Your children are not your children. They are the sons and daughters of Life’s longing for itself. They come through you but not from you, And though they are with you, yet they belong not to you. ~Kahlil Gibran.

I’ve never confessed this to anyone before but I think it’s about time. I am a closet reader of Dear Abbey. No, I don’t read the column in the closet. I typically read the column between the sheets, in those moments between waking up and getting out of bed right after I read the daily Dilbert and just before I check the news on Zite from my iPad or iPhone.

I don’t read Dear Abbey for the advice she bestows on people who, by their questions, alert the world to their alarming lack of common sense. I read the column purely for the entertainment value. My favorite columns move along the line of;

My boyfriend is the most loving man in the entire world and he is absolutely perfect for me but, there is a small problem that has me concerned and I don’t know what to do. He drinks a lot and cannot hold a job because he shows up for work drunk. He gambles away the money I earn from working two jobs which makes it hard to pay the bills. What should I do?

I wish, just once, she would just tell the person to get a crowbar, extract their head from deep up their butt, dump the idiot and get on with life. How these people grew up without any common sense is something I can only blame on their parents. Today’s column, a rebuttal from an older column, helped solidify the lousy parenting theory in my mind.

In the column, I encountered a mom who freaks out because her college age daughter won’t return her text messages. Here is the column in question from 26Jun2012:

DEAR ABBY: My daughter, “Tammi,” is attending college in a neighboring state. When I text or call her, she doesn’t respond. I have asked her to please just text me back saying she’s OK. She says my texting her once a day is “overkill” and I should stop doing it so often — once a week is often enough. I feel it is disrespectful of Tammi not to respond to my texts, even with a simple “OK” or “fine.” She texts her friends all the time, so I don’t think five seconds is too much to ask of her.I’m willing to compromise and text Tammi every other day or every three days. She is my only child and I want to know that she is well. Am I being unrealistic or asking too much? — TAMMI’S MOM IN NEW JERSEY

My comment would have been. Hey Tammi’s Mom…get a life. The end product of having children is to grow them into fully functional, INDEPENDENT adults. Kids are not there to make you feel better, not there for you to hover over and ‘protect’ from the boogie man. Face facts, you can’t protect your kids from injury especially when they are away at college becoming adults. Answering your texts is not going to prevent harm. You only want contact to assuage your own anxiety not to help your children become an adult. If you have not prepared them o be independent by the time they have entered college then you have FAILED as a parent.

Another parent commented that I pay the cell phone bill so I better get a call or I’m going to cancel the phone. Please! You job pays you the money so you can afford the phone. Should you be required to call them back when not at work? Should you be required to let them view your Facebook account because they pay you the money for your internet access?  If you need to force your child to call then you too have FAILED as a parent. Forcing your kid to call will also push them away emotionally which is just the opposite of the closeness you seek.

When my daughter went away to college, she encountered other students who came in clueless as how to wash their own clothes or cook a meal that required more skill than microwaving a bowl of water and dumping in raman noodles.

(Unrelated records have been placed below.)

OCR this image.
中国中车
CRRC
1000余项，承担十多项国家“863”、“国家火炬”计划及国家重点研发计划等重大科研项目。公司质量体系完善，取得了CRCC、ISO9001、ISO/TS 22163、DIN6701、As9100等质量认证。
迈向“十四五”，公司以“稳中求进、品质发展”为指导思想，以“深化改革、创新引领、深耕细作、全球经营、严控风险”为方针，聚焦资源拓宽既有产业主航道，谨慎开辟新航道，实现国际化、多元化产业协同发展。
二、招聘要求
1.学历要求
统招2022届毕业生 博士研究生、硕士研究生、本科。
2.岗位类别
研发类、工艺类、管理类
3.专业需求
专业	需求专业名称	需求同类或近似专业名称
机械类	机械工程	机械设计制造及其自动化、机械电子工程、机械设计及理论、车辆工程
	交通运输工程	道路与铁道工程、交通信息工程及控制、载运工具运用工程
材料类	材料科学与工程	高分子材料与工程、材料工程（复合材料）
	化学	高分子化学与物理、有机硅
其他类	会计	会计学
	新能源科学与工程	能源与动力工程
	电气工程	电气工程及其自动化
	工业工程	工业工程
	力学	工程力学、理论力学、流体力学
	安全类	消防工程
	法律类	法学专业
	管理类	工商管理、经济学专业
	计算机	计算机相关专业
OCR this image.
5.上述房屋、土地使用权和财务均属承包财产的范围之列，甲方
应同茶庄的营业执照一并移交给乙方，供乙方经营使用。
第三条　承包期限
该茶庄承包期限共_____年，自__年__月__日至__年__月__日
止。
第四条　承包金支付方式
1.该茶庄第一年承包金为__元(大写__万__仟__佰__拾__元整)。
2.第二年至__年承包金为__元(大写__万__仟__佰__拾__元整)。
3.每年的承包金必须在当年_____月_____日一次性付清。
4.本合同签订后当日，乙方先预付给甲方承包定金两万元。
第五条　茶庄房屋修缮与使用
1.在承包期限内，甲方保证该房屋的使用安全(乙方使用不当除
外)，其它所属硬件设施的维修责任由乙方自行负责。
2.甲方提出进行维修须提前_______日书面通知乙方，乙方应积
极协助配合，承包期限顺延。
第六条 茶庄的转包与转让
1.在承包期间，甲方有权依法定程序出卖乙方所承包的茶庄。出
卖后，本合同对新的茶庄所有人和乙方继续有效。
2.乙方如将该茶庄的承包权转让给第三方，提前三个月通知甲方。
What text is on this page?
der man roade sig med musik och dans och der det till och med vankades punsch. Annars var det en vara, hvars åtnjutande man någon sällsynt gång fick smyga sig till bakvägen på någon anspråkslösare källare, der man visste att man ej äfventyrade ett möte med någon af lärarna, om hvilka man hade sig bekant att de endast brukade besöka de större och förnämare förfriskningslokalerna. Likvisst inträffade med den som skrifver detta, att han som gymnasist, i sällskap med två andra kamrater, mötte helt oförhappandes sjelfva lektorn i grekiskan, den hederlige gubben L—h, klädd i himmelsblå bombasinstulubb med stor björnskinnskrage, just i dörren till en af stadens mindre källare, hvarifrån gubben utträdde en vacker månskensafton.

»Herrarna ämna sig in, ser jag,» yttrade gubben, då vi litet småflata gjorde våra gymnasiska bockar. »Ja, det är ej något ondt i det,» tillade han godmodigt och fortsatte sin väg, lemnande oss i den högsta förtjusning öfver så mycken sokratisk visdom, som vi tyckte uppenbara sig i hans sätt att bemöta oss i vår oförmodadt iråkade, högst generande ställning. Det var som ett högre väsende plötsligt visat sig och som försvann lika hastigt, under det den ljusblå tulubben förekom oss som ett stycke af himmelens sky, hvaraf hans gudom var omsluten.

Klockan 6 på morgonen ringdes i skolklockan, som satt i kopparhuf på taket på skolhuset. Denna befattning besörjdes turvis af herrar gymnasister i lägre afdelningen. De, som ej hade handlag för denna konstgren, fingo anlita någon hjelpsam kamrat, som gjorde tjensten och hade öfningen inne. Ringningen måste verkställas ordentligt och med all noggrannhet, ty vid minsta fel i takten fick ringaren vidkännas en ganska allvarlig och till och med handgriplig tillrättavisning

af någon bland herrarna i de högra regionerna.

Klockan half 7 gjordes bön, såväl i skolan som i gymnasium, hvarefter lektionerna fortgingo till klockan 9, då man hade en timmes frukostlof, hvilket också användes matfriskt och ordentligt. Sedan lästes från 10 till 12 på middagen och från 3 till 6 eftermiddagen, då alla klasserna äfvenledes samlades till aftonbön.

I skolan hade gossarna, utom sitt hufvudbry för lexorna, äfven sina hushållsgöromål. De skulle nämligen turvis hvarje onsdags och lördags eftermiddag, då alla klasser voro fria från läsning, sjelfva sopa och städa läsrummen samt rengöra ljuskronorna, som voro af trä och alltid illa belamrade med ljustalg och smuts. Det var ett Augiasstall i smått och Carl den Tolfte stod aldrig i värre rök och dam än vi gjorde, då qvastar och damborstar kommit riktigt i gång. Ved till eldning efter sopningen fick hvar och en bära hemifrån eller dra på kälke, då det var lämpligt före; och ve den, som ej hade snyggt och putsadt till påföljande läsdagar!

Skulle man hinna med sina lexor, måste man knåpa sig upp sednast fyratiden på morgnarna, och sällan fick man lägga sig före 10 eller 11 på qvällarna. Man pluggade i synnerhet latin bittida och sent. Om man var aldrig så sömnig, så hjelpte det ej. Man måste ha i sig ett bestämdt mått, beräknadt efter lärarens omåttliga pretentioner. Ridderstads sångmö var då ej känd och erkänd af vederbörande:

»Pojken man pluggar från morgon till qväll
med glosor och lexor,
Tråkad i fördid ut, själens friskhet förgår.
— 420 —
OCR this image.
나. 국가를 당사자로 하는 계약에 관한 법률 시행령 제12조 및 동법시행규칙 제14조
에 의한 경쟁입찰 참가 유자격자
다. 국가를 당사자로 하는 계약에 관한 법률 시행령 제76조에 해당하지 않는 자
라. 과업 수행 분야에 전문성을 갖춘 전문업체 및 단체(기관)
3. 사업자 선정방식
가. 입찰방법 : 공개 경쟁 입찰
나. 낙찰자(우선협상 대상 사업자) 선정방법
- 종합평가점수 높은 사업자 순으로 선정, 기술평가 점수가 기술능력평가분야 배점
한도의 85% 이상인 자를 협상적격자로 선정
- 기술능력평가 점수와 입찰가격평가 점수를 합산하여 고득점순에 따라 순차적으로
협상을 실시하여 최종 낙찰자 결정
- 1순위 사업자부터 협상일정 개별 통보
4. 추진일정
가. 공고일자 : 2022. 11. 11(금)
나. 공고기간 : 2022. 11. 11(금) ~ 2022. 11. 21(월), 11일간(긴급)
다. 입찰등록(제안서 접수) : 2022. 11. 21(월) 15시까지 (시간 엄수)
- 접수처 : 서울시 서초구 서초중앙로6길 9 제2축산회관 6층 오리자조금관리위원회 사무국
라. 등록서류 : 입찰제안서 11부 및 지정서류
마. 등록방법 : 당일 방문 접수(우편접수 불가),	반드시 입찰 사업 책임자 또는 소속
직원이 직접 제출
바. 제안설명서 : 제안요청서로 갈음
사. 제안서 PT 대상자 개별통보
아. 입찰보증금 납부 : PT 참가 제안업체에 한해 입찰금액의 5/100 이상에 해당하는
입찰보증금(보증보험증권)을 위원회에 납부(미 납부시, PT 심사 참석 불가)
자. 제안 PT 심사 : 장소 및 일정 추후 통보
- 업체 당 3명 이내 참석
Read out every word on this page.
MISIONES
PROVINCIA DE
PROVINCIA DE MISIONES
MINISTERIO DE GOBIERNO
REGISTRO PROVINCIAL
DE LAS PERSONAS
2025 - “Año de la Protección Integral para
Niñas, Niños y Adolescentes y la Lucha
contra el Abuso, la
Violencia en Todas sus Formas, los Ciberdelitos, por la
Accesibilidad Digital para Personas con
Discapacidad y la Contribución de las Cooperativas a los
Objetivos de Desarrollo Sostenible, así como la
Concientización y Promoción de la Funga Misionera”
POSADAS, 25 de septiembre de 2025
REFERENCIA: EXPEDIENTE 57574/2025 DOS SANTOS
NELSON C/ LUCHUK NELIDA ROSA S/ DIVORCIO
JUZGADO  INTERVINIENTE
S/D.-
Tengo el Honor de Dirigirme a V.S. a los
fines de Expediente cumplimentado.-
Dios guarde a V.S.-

Some of them were even challenged at boiling the water.  She was shocked by the complete lack of life skills these kids learned growing up. I was more shocked that parent’s could have so FAILED the children the were blessed with by not teaching these basic skills.

True love for your children is not hovering over your children and doing everything for them. True love for your children is growing them into INDEPENDENT human beings so they can realize the potential of who they were born to be not who you hope they will be.

My children learned to wash their own clothes by the age of 12. By that time, they were also able to cook basics. By the time they finished High School, they were prepared to live as independent adults and did so while attending college.

While they were in college, I received phone calls not because I threatened to cut off their phones but because I had invested the time necessary to build a strong relationship with them, a relationship that helped them move from youth into a functional adult hood and they wanted to talk to me. I didn’t get calls every day or every week and I was ok with that because I knew I had done my job well enough to  ensure they were functionally adults and had the ability to survive on their own.

To those parents that whine about their kids not calling or feel compelled to manipulate them into calling. While they were growing up, you would have been better off helping them become adults instead of kissing their butts until they went off to college. It’s time you understand the reason your kids are not calling and you are freaking out about the lack of contact is because, as parents, you have FAILED in your fundamental duty as parents.